Dre’s cantankerous father, Pops (Laurence Fishburne) complains about the dissolution of the traditional, stoic Black family. “Why don’t y’all get a room?” he complains when Andre shows his son some affection — affection that he has obviously resisted showing his own in order to "toughen up" Dre. “I can’t believe I marched on Washington and fought for my country to watch that mess.” “You shot yourself in the foot to get out of the Army. And, you were in D.C. for an Isley Brothers concert,” Dre shoots back, displaying that while his father’s generation of limited emotion for fear of not preparing his son for "real-life challenges" came with limited acknowledgement — and desperately needed affection. As there have been quite a few real-life situations in the news in relation to Black parentage, the depiction of the relationship between two adult Black men is much needed.
Photo: Courtesy of ABC.
The pilot also delves into Black masculinity and how the parameters for “being a man” have changed. There are generational differences between not only father and son, but also the world in which Dre’s was raised ("the hood"), and the one his four children experience. His youngest son, Jack (Miles Brown) has no idea how culturally significant Barack Obama is, simply because he is the only president he knows. Fried chicken, a cultural signifier within African-American communities, is now baked, due to the societal, health-conscious awareness.
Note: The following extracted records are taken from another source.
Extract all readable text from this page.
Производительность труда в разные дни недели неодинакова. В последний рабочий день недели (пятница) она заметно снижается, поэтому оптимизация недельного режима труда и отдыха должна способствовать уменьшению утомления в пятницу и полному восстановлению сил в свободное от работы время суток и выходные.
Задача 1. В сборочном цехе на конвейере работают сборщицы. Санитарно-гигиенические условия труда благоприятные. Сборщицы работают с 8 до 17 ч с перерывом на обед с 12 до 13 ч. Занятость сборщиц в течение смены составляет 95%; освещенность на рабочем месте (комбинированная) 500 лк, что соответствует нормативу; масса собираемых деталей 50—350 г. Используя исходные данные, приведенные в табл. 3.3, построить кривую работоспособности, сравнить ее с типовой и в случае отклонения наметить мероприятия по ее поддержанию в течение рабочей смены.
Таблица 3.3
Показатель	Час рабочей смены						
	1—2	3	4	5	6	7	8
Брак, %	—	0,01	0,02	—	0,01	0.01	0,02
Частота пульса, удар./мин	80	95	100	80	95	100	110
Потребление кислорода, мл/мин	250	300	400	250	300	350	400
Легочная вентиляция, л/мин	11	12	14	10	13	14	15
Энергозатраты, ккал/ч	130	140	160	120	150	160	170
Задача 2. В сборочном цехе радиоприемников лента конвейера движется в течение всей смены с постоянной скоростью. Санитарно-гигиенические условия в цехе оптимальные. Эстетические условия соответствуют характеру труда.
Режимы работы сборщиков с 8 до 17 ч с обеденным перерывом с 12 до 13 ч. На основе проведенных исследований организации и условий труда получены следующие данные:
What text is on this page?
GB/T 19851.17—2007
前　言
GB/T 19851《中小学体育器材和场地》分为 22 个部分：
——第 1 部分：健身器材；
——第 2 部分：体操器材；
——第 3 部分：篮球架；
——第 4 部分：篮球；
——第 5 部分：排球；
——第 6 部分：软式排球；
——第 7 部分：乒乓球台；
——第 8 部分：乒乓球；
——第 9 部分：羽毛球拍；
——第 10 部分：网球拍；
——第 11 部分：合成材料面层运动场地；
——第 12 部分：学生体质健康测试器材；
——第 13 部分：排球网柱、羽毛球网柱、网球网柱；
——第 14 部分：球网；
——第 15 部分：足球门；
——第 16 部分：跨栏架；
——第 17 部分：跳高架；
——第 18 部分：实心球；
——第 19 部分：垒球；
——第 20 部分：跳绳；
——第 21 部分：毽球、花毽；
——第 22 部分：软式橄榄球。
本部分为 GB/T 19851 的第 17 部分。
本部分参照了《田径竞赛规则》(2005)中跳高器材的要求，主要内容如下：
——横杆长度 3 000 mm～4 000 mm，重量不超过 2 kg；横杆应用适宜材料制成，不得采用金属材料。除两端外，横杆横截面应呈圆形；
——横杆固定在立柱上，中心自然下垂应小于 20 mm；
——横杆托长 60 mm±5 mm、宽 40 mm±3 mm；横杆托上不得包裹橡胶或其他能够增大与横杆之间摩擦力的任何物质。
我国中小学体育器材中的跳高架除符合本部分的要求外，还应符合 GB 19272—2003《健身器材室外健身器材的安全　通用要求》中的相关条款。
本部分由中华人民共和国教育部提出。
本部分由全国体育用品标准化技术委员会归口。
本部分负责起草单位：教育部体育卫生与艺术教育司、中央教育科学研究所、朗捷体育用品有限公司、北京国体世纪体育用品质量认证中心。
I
While the show is full of funny lines, it occasionally comes with cringe-worthy commentary that sheds light on the real complexities about modern Black authenticity. Dre is incensed when Rainbow doesn’t seem to share his irritation when he realizes that his job promotion keeps him within the racially segregated creative division. “It’s not that big of a deal.” He then goes after her "omni-colored completion’" alluding that she isn’t "Black enough" to understand his plight. Rainbow uses this jab to respond with, "Well if I’m not really Black, could someone tell my ass and my hair?” The introduction of a biracial character provides the opportunity for black-ish to really talk about the fact that issues surrounding cultural authenticity for mixed-race Americans is rarely, if ever mentioned within African-American sitcoms.
Outside of an impressive cast, and a strong narrative about the complexities of Black life in an white, upper-middle class existence, the absence of a laugh track is one of the best things about black-ish. It forces the viewer to really consider not only where the humor comes in, but what it means regardless of your own cultural background.
A show about post-racial America airing on network TV today is an easy target for critics who believe that, since we elected an African-American president, the playing field has been leveled. Despite some ham-fisted writing and a plot crammed full of racial complexities, black-ish does a great job in drawing viewers into the world of the Johnsons and setting the stage for some interesting future episodes.